10. Cependant, en premier lieu, les questions prioritaires de constitutionnalité ne sont pas recevables en ce qu'elles allèguent la violation des articles 6, 8 et 13 de la Convention de sauvegarde des droits de l'homme et des libertés fondamentales et 1er du premier Protocole additionnel à cette Convention.

11. En second lieu, les autres questions, dès lors qu'elles n'explicitent pas ce que recouvrirait le « principe du statut d'ordre public du fermage agricole », ni ne précisent les droits conférés par le statut du fermage, tel qu'institué par le titre Ier du livre IV du code rural et de la pêche maritime, dont le fermier entend se prévaloir, et dès lors qu'elles ne précisent pas en quoi la disposition législative critiquée porterait atteinte aux principes constitutionnels garantis par les articles 4, 13 et 17 de la Déclaration des droits de l'homme et du citoyen du 26 août 1789, ne permettent pas à la Cour de cassation d'en vérifier le sens et la portée.

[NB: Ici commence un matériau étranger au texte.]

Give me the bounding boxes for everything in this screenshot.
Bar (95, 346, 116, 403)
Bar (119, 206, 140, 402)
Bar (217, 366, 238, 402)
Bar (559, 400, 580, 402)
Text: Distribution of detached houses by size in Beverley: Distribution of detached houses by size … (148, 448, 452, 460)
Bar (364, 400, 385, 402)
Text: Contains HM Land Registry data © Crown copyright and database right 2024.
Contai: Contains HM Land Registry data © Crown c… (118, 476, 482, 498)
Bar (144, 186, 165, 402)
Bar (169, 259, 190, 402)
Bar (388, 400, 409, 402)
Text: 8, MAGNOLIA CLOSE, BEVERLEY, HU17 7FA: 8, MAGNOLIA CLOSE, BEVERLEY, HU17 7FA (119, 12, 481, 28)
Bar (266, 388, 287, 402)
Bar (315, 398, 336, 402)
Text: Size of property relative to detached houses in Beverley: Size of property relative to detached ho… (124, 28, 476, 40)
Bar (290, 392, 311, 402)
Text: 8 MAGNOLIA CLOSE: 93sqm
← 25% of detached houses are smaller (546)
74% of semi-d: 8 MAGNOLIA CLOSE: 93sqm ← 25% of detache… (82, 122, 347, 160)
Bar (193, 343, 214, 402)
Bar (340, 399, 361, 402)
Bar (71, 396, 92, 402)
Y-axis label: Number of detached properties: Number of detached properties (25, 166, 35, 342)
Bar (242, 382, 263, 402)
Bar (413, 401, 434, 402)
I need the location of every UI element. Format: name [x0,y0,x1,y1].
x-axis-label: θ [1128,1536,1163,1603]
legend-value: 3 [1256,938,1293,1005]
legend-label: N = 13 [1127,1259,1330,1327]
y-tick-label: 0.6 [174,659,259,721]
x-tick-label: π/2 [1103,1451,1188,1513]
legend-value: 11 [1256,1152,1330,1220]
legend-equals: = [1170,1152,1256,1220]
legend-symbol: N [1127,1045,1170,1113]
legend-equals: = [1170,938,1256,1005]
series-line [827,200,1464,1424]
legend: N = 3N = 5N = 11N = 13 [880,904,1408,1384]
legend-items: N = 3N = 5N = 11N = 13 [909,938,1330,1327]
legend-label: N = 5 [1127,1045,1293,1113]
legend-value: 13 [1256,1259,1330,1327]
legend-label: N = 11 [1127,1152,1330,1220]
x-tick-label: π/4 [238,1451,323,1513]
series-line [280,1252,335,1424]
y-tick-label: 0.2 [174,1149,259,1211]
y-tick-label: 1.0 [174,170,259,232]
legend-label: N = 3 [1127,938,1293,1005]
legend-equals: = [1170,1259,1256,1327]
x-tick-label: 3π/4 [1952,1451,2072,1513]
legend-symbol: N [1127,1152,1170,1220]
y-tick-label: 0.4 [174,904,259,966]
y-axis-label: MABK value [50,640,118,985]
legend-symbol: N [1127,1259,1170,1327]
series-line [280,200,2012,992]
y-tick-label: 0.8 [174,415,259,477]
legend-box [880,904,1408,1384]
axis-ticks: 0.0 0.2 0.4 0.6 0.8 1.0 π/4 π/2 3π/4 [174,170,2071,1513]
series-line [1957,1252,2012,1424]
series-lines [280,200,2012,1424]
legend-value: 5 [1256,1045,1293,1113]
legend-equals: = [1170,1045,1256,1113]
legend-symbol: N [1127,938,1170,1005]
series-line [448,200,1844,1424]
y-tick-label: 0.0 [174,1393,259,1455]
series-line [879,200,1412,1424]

12. Ces questions prioritaires de constitutionnalité sont donc irrecevables.

PAR CES MOTIFS, la Cour :

DÉCLARE IRRECEVABLES les questions prioritaires de constitutionnalité ;

En application de l'article 700 du code de procédure civile, rejette la demande du Conservatoire de l'espace littoral et des rivages lacustres ;

Ainsi fait et jugé par la Cour de cassation, troisième chambre civile, et prononcé par le président en son audience publique du vingt-deux juin deux mille vingt-trois.